Changing energy policy is to blame for a dramatic drop in deals and drilling in the UK North Sea, a new report from Deloitte claims today.
Seven exploration wells were drilled on the UK Continental Shelf in the second quarter of 2014, significantly lower than the 12 drilled in the previous quarter and the 17 in the second quarter of 2013.
The number of deals halved to five compared to the first three months of the year, the report added.
The North Sea’s reserves have diminished since the oil boom of the 1970s and those remaining are harder and more expensive to extract.
In a bid to boost its fortunes, the government commissioned oil veteran Sir Ian Wood to undertake a report on how to maximise the area’s reserves.

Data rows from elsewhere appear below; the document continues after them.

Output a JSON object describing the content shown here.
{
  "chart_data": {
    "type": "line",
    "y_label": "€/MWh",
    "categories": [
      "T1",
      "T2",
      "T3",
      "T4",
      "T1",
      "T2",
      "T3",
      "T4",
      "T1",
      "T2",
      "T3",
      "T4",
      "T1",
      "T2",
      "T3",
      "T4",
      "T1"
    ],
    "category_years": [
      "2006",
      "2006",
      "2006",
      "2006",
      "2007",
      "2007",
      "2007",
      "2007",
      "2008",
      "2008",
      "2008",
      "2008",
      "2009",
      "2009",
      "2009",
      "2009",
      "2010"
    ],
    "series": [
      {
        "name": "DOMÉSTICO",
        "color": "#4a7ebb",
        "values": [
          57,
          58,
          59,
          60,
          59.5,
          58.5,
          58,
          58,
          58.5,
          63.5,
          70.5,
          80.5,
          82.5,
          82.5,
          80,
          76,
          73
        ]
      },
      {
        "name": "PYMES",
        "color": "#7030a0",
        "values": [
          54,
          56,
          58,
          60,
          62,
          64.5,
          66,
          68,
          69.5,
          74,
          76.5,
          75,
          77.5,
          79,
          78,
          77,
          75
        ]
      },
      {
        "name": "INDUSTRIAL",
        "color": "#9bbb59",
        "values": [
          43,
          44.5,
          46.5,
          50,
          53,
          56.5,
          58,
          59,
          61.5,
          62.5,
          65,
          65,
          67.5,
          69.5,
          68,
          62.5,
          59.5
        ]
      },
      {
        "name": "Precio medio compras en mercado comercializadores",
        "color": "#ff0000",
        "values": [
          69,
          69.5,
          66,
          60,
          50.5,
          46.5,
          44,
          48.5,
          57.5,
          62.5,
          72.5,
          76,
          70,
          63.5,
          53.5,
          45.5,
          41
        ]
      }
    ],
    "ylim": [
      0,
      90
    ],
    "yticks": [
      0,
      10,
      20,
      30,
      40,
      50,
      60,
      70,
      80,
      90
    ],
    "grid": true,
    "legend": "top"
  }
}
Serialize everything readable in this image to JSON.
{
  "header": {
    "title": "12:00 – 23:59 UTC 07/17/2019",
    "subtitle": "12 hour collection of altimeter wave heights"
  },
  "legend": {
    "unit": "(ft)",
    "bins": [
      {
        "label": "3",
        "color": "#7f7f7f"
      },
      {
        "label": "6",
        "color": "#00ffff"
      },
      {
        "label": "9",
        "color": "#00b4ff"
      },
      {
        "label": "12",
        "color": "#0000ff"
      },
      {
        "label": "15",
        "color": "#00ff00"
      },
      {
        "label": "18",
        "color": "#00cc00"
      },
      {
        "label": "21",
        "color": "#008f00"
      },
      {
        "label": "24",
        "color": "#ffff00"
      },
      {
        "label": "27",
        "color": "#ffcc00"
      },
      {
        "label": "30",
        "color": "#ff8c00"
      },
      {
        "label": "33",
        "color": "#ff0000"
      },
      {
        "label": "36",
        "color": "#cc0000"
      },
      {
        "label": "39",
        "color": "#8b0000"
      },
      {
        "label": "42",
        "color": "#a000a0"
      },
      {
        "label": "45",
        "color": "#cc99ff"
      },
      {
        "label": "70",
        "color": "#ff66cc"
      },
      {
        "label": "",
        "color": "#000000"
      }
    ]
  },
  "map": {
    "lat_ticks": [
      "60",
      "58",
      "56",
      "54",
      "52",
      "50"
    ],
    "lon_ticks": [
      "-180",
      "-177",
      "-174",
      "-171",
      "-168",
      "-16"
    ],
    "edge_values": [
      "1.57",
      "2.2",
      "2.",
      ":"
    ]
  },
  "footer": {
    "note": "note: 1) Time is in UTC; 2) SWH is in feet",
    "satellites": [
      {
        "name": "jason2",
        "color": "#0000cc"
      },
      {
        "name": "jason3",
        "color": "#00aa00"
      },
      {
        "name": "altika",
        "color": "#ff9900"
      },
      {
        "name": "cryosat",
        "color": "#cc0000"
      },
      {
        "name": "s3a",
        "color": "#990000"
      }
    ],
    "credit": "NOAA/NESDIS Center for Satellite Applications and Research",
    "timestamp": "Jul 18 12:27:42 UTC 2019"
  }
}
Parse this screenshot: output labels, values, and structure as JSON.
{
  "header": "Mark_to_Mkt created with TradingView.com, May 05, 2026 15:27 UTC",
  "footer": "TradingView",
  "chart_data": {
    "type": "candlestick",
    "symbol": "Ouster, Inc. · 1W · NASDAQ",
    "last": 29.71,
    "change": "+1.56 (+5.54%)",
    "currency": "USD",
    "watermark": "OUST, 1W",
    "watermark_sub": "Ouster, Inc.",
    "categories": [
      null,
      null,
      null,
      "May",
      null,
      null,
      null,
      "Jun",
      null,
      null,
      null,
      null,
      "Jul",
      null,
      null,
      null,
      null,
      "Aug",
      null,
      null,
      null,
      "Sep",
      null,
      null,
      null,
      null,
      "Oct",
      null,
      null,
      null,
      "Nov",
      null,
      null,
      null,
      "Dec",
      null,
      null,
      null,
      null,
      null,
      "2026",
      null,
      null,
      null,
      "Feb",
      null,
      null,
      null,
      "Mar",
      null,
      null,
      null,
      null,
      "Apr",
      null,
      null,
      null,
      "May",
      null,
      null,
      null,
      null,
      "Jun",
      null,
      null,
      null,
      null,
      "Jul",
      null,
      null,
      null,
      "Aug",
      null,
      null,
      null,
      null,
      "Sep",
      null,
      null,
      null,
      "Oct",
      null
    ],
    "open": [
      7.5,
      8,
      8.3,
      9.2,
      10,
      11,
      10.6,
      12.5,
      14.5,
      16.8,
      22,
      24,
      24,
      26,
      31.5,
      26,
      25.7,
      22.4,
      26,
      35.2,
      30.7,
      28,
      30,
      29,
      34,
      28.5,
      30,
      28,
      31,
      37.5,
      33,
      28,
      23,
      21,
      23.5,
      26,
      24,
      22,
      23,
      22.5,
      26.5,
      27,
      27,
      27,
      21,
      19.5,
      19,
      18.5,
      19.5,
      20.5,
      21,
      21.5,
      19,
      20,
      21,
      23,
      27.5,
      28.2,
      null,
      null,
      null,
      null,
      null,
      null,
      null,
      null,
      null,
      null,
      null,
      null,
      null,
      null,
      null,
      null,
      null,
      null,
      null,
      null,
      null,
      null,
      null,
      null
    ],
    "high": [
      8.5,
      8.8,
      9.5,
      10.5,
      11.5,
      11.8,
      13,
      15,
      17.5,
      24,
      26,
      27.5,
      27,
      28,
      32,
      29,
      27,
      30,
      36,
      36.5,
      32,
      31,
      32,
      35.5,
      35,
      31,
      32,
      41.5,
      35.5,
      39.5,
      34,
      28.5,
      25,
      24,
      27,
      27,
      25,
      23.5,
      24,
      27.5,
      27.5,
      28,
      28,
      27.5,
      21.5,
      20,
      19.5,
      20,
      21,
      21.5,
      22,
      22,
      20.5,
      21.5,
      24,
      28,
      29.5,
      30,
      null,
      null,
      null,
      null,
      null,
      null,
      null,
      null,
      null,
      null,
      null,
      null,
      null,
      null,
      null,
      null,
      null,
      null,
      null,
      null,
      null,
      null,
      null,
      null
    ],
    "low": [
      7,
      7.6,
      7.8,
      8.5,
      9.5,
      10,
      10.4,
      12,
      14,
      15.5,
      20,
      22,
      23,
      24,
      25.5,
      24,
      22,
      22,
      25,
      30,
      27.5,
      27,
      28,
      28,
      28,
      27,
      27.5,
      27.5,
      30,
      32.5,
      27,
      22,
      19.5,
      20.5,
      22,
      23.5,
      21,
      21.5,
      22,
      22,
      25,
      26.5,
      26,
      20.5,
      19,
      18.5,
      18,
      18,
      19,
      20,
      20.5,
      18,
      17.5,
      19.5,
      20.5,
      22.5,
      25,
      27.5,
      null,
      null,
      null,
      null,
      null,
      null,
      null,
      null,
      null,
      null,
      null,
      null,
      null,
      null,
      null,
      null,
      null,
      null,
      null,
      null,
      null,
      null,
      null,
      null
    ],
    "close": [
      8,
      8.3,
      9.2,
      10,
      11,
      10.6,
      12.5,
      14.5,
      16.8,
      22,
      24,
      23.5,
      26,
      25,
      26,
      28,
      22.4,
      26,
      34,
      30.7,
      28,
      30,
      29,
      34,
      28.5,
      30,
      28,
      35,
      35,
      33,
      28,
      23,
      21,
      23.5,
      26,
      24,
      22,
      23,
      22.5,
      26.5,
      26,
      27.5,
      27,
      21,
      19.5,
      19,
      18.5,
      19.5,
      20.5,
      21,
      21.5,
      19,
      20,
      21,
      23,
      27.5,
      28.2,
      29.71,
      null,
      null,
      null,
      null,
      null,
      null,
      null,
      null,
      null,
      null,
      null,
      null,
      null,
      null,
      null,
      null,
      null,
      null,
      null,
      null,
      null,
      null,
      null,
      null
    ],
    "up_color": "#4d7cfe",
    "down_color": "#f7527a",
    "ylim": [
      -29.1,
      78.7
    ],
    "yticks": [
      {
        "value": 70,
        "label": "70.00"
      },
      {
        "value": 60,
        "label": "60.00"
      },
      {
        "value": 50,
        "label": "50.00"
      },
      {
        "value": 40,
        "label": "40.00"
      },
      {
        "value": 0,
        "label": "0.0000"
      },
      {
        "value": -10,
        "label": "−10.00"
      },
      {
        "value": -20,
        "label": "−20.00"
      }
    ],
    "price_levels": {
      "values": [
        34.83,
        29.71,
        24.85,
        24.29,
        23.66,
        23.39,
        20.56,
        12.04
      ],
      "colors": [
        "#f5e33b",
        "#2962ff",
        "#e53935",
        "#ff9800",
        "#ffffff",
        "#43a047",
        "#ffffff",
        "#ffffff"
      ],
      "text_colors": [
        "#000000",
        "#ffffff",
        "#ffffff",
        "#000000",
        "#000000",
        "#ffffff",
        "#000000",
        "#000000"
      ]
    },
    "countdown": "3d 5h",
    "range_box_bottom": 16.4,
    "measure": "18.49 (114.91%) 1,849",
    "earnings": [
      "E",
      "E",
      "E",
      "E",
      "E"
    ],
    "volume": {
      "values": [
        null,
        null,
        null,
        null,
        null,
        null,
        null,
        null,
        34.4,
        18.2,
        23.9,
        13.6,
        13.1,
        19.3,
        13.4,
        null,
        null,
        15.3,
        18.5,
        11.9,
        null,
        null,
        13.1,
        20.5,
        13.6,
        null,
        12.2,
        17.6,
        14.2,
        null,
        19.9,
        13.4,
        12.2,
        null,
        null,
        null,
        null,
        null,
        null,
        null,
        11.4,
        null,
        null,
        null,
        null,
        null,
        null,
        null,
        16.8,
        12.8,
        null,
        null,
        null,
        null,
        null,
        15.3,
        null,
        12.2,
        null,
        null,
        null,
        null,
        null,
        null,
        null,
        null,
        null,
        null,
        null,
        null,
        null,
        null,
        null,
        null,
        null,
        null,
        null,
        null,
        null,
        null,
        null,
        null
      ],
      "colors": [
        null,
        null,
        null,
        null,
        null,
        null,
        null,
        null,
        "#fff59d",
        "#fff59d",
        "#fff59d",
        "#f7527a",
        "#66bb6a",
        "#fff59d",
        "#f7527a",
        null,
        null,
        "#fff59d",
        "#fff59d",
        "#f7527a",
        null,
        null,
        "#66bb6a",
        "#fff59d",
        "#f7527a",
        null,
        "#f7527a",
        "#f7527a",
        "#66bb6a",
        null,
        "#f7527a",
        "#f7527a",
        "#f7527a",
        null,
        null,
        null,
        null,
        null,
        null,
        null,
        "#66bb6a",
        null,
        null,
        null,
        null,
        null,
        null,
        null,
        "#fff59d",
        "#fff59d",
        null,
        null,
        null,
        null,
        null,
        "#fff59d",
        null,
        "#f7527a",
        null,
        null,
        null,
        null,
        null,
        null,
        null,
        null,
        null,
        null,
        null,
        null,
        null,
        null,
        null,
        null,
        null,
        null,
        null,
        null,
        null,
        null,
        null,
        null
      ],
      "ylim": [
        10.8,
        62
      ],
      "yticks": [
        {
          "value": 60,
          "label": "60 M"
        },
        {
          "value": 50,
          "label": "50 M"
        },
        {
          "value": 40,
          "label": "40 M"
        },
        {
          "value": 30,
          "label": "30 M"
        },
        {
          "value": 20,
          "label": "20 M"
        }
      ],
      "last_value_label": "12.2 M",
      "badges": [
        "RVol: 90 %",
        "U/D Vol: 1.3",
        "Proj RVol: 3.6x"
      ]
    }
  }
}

The report claims its recommendations could add £200bn to the economy over the next 20 years.
Last Monday, the Treasury launched a review into the UK oil and gas tax regime, amid industry claims that lofty rates were deterring investors.
“There were many recommendations made in Sir Ian Wood’s final report, and it’s likely that the industry could be pausing until it has a better understanding of the impact of these, and the effect on the long term future of the North Sea, before making any big investment decisions,” said Derek Henderson, senior partner at Deloitte. “In addition, with the fiscal regime under review, it’s quite likely that the industry will be waiting until there is a bit more clarity over how this will take shape.”
Government policy also came under attack from big six supplier Npower yesterday, after energy secretary Ed Davey told a CBI conference that £10m would be available this year to pay businesses in return for reducing their energy consumption.
“With new [reforms] expected to come into force on 1 August, it is concerning that business leaders still feel uncertain about the potential impact… on their energy bills,” said Npower’s head of industrial and commercial Wayne Mitchell.